Почему-то опять пошел снег. Мои мокасины давно промокли, и я стою на одной ноге, пытаясь одновременно удержать равновесие и собаку на поводке. Мой пудель виляет жопой и принюхивается, принюхивается. Возвращаться утром домой всегда малоприятно, да еще эта собака, гулянье с которой превращается порой в изучение чужих раскисших экскрементов. Набухает мартовский день, сырой и ущербный, как незастывший желатин.
Ночью мы сидели у Кати на кухне, на каких-то смутных аналогах стульев, и ели спутанные макароны, ложками. Вилок не было. Кетчупа тоже. Ее странные серые глаза пустовали и отражали разные углы квартиры. Странной квартиры с голыми стенами и театральной портьерой вместо занавесок. Свалом одежды на кровати и компьютером на пустом столе.
Не надо было нам с Сашей туда идти. Впрочем, все очевидно, и говорить тут нечего. Тихо падает снег, растекается декабрьская предновогодняя грязь по стертым ступенькам подъезда. В подъезде пахнет свежей краской и картошкой. Почему. Наверно, они на Пасху будут красить не яйца, а картофелины, чьи неровности черепа отнюдь не нарушат мировую гармонию. Скоро Пасха, что же касается упомянутого тут Нового Года, то это не страшно. Хронологические рамки весьма условны, будучи размыты поздним мартовским снегом, тающим на лету. Бодяга эта тянулась долго. Ибо не надо было мне туда идти, и тогда Саша не пошла бы тоже. А Саше совсем не надо было туда идти.

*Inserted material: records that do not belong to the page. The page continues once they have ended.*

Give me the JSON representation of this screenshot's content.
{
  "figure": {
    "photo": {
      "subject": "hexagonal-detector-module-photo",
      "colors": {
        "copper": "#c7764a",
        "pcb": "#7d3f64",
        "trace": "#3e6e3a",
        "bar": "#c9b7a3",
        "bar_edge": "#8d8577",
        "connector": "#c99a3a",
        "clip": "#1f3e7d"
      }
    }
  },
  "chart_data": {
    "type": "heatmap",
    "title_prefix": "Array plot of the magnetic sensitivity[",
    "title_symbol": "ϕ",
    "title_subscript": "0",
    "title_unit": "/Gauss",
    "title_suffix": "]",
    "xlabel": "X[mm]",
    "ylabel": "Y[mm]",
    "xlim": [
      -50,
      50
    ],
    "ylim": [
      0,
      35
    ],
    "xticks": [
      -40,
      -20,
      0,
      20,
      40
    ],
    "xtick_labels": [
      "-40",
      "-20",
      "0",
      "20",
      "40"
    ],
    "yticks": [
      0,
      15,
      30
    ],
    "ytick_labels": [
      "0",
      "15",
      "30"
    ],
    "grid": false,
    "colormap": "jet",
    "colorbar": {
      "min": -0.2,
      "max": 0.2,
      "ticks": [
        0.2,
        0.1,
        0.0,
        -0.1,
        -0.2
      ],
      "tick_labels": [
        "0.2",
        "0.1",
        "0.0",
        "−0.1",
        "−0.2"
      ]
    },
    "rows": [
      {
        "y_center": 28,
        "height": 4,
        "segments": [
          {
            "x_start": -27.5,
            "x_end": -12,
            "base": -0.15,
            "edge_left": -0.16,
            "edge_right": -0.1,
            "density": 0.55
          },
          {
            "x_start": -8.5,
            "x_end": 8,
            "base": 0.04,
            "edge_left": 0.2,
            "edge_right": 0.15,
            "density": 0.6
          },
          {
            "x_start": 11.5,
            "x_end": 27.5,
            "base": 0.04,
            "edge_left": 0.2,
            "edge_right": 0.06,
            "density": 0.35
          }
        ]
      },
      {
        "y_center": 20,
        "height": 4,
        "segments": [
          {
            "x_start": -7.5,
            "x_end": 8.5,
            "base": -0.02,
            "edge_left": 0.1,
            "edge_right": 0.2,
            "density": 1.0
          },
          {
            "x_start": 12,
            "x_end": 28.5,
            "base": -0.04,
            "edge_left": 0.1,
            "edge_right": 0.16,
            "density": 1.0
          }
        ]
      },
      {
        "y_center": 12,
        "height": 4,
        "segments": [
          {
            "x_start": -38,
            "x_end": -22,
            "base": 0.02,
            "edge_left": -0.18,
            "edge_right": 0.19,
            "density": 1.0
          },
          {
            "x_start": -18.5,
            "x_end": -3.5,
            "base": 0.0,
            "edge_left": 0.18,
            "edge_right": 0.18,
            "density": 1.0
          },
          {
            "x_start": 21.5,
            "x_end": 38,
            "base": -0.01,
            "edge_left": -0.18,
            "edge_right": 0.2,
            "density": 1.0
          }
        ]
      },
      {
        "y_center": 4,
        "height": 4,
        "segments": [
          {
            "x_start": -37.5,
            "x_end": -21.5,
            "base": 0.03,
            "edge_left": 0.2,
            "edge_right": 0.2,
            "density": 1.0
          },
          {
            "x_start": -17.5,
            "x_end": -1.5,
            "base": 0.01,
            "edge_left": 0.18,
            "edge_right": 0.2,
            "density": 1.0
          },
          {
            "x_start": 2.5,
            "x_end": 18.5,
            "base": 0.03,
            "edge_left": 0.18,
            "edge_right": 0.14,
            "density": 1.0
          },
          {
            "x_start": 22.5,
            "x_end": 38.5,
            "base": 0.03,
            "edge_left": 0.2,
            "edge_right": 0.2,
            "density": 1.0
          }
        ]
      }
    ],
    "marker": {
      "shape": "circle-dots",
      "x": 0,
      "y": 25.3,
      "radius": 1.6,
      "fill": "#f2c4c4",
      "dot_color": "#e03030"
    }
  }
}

- Слушай, Саша, - перебивает она меня. - Ты вот уже третий раз сводишь разговор на Катю. Я что-то никак не въеду, в чем тут фишка.
Она встает, отодвигает стул и идет к стойке за очередным пивом. Здесь полутемно и очень душно, и фиговая, честно говоря, музыка, но пиво дешевое. Мы сидим втроем. Александр - он еще той ночью привел меня к Кате, сказав, что хорошо общаться с умными людьми, - я и она третья. Она знает Катю. Хорошо знает. Она ее давняя знакомая. Я курю сигарету за сигаретой и упорно смотрю куда-то в угол. То есть нет, курит Александр, а я играюсь с зажигалкой.
Она возвращается со своим пивом. Ну, говорю я, знаешь, иногда хочется, чтобы тебя кто-нибудь погладил по головке... И что, говорит она, хочется, чтобы именно Катя? из серии "розовый цвет вам к лицу, барышня"? думаешь, если мать педовка, то и Катя туда же? А ведь обычно бывает совсем наоборот.
- Если мать - кто? - спрашиваю.
Она смотрит на меня, потом соображает, что я, собственно, ничего про ее мать не знаю, да и слов-то таких не знаю. Наливает пиво в кружку, дует на пену. Катина матушка, говорит, из олдовых хипов, совсем олдовых, каких сейчас мало, в общем, просто легенда. Она закуривает и рассказывает дальше. Говорит, что мать родила Катю чуть ли не в четырнадцать и тут же скинула родителям. А через два года взяла и уехала с ней в Новосибирск. И еще долго моталась по всей стране. Потом все же осела в Москве. У нее дома посередине комнаты стояла зеленая бутыль с просветленным зародышем, и никто не смел ее трогать. Она говорила, что зародыш залетел туда и не хочет выходить, а она разговаривает с ним через стекло, но только когда напьется. Тогда она его видит и слышит. В ванной у нее было мыло для тела и другое, с запахом розового масла, для души. А в унитаз она насыпала землю и выращивала розы. Она очень любила цветы. На зеркале в прихожей висела зеленая сетка, чтобы мухи не прилетали из Зазеркалья.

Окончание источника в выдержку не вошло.